Alert Template Discipline
Alert messages should be informative. The template.
Why templates
Hand-rolled alerts vary in quality. Templates encode the team standard for required labels, runbook link, dashboard link, and severity rules; the discipline reduces review burden because the reviewer checks that the template was used, not whether every field is correct.
- Encode team standard. Required labels, runbook link, dashboard link, severity rules; the convention lives in code, not in heads.
- Reduce review burden. Reviewer checks the template was used, not whether each field is correct; faster review cycle.
- Cheap audits. Linter on the template fields is a 1-line check; the audit cost is fixed regardless of alert count.
- Per-team consistency. Templates enforce one alert shape across the team; supports cross-team incident response without surprises.
What a template includes
A useful template is opinionated about what every alert must carry. Required labels for ownership and routing, required annotations for human-readable context, and default routing rules so the alert reaches the right place by default.
- Required labels. owner_team, severity, runbook_url, dashboard_url, service, environment.
- Required annotations. summary (under 80 chars), description (under 500 chars), impact (one sentence).
- Default routing rules. Sev1 to PagerDuty, sev2 to PagerDuty during business hours, sev3 to Slack-only.
- Per-template version pin. Templates versioned so changes can be rolled out gradually; supports safe template evolution.
Per-category variants
One template cannot cover every alert shape. Per-category variants for latency, error-rate, and saturation each take the inputs they need and emit the right query; the variants share the common label and annotation contract while specialising the query body.
- Latency alert template. Takes service name, threshold, time window; generates the SLO burn-rate query.
- Error-rate template. Takes service name, threshold, comparison window; generates the percentage-over-baseline rule.
- Saturation template. Takes resource, threshold, sustained-duration; generates the queue-depth or wait-time alert.
- Per-variant common contract. All variants emit the same labels and annotations; the routing layer treats them uniformly.
How to enforce the template
Templates only matter if they are enforced. A Helm chart, Terraform module, or Jsonnet library wraps the template; authors call the function rather than write raw alert config. The linter rejects raw config that bypasses the wrapper, and the PR template asks which template was used and why.
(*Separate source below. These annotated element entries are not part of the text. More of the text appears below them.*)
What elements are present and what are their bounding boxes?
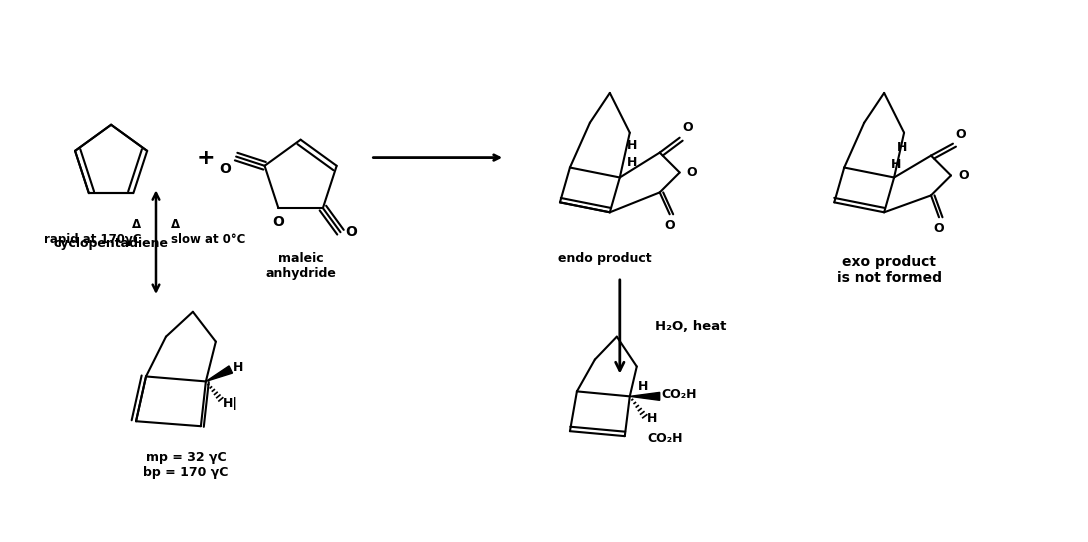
Text: O: O — [682, 121, 693, 134]
Text: O: O — [934, 222, 944, 235]
Text: endo product: endo product — [558, 252, 652, 265]
Text: H: H — [898, 141, 907, 154]
Polygon shape — [206, 366, 233, 382]
Text: O: O — [687, 166, 697, 179]
Text: H: H — [638, 380, 648, 393]
Polygon shape — [630, 392, 659, 401]
Text: H₂O, heat: H₂O, heat — [655, 320, 726, 333]
Text: O: O — [665, 220, 675, 233]
Text: H|: H| — [223, 397, 238, 410]
Text: Δ
rapid at 170γC: Δ rapid at 170γC — [44, 218, 141, 246]
Text: +: + — [197, 147, 215, 167]
Text: H: H — [627, 156, 638, 169]
Text: O: O — [346, 225, 357, 239]
Text: maleic
anhydride: maleic anhydride — [265, 252, 336, 280]
Text: CO₂H: CO₂H — [647, 431, 683, 444]
Text: H: H — [627, 139, 638, 152]
Text: Δ
slow at 0°C: Δ slow at 0°C — [171, 218, 245, 246]
Text: exo product
is not formed: exo product is not formed — [837, 255, 941, 285]
Text: mp = 32 γC
bp = 170 γC: mp = 32 γC bp = 170 γC — [144, 451, 228, 479]
Text: CO₂H: CO₂H — [662, 388, 697, 401]
Text: H: H — [233, 361, 244, 374]
Text: cyclopentadiene: cyclopentadiene — [53, 237, 169, 250]
Text: H: H — [646, 412, 657, 425]
Text: O: O — [272, 215, 284, 229]
Text: O: O — [220, 162, 231, 176]
Text: O: O — [955, 128, 965, 141]
Text: O: O — [957, 169, 968, 182]
Text: H: H — [891, 158, 902, 171]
- Wrapper library. Helm chart, Terraform module, or Jsonnet library wraps the template; authors call the function, they cannot bypass.
- Linter rejection. Raw alert config that doesn’t go through the wrapper is rejected at PR time.
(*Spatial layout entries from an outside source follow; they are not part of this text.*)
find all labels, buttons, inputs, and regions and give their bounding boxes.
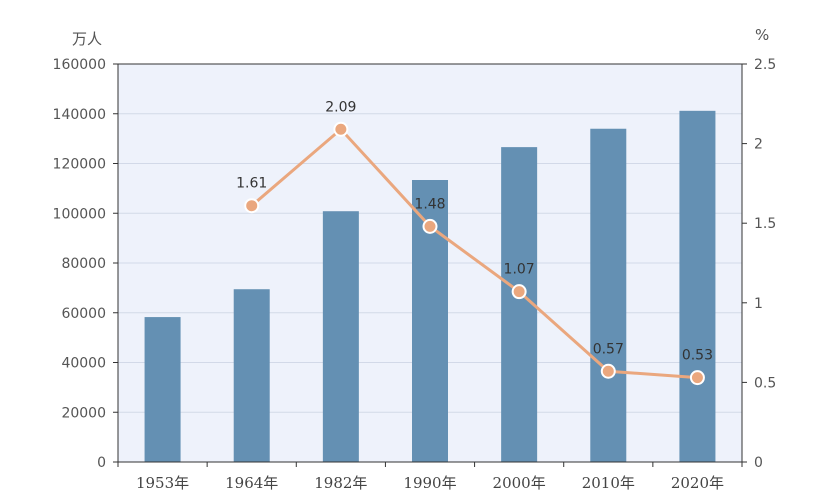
right-tick-label: 1.5: [754, 216, 776, 232]
left-tick-label: 60000: [61, 306, 106, 322]
left-tick-label: 140000: [53, 107, 106, 123]
left-tick-label: 40000: [61, 356, 106, 372]
left-tick-label: 120000: [53, 157, 106, 173]
line-point: [689, 370, 705, 386]
left-axis-unit: 万人: [72, 30, 102, 48]
left-tick-label: 80000: [61, 256, 106, 272]
right-tick-label: 2: [754, 137, 763, 153]
bar: [233, 289, 270, 462]
data-label: 2.09: [325, 99, 356, 115]
left-tick-label: 0: [97, 455, 106, 471]
bar: [322, 211, 359, 462]
right-axis-unit: %: [755, 26, 769, 44]
right-tick-label: 0: [754, 455, 763, 471]
line-series: [244, 121, 705, 386]
right-tick-label: 1: [754, 296, 763, 312]
x-tick-label: 2010年: [582, 474, 635, 492]
line-point: [422, 218, 438, 234]
line-point: [244, 198, 260, 214]
data-label: 1.48: [414, 196, 445, 212]
line-point: [600, 363, 616, 379]
line-path: [250, 127, 698, 380]
data-label: 0.57: [593, 341, 624, 357]
left-tick-label: 100000: [53, 206, 106, 222]
data-label: 1.61: [236, 176, 267, 192]
line-point: [511, 284, 527, 300]
bar: [144, 317, 181, 462]
axes: [113, 63, 747, 467]
x-tick-label: 1964年: [225, 474, 278, 492]
bar: [679, 110, 716, 462]
bar: [501, 147, 538, 462]
bar: [590, 128, 627, 463]
x-tick-label: 1953年: [136, 474, 189, 492]
right-tick-label: 0.5: [754, 375, 776, 391]
chart-labels: 0 20000 40000 60000 80000 100000 120000 140000 1…: [53, 57, 777, 492]
x-tick-label: 2000年: [493, 474, 546, 492]
bar-series: [144, 110, 716, 463]
data-label: 0.53: [682, 348, 713, 364]
left-tick-label: 20000: [61, 405, 106, 421]
right-tick-label: 2.5: [754, 57, 776, 73]
x-tick-label: 2020年: [671, 474, 724, 492]
left-tick-label: 160000: [53, 57, 106, 73]
x-tick-label: 1990年: [403, 474, 456, 492]
line-point: [333, 121, 349, 137]
data-label: 1.07: [504, 262, 535, 278]
x-tick-label: 1982年: [314, 474, 367, 492]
- PR template question. Which alert template did you use, and why; the discipline lives in the review checklist.
- Per-team approval for custom. Custom alerts allowed but need explicit approval; the friction protects the standard.
Start small
Template adoption is a long game. Pick the 3 most common alert shapes and build templates for those first; don’t try to template every edge case on day one. Adoption percentage is the leading indicator: under 80% after 6 months means the templates are too rigid.
- Top 3 alert shapes first. Cover the most common cases; the long tail can wait.
- Custom still allowed. Edge cases get custom alerts with explicit approval; templates do not block legitimate exceptions.
- Adoption as leading indicator. Under 80% template usage after 6 months means the templates are too rigid; refine them.
- Per-quarter template review. Templates evolve as the alerting practice evolves; supports continuous improvement.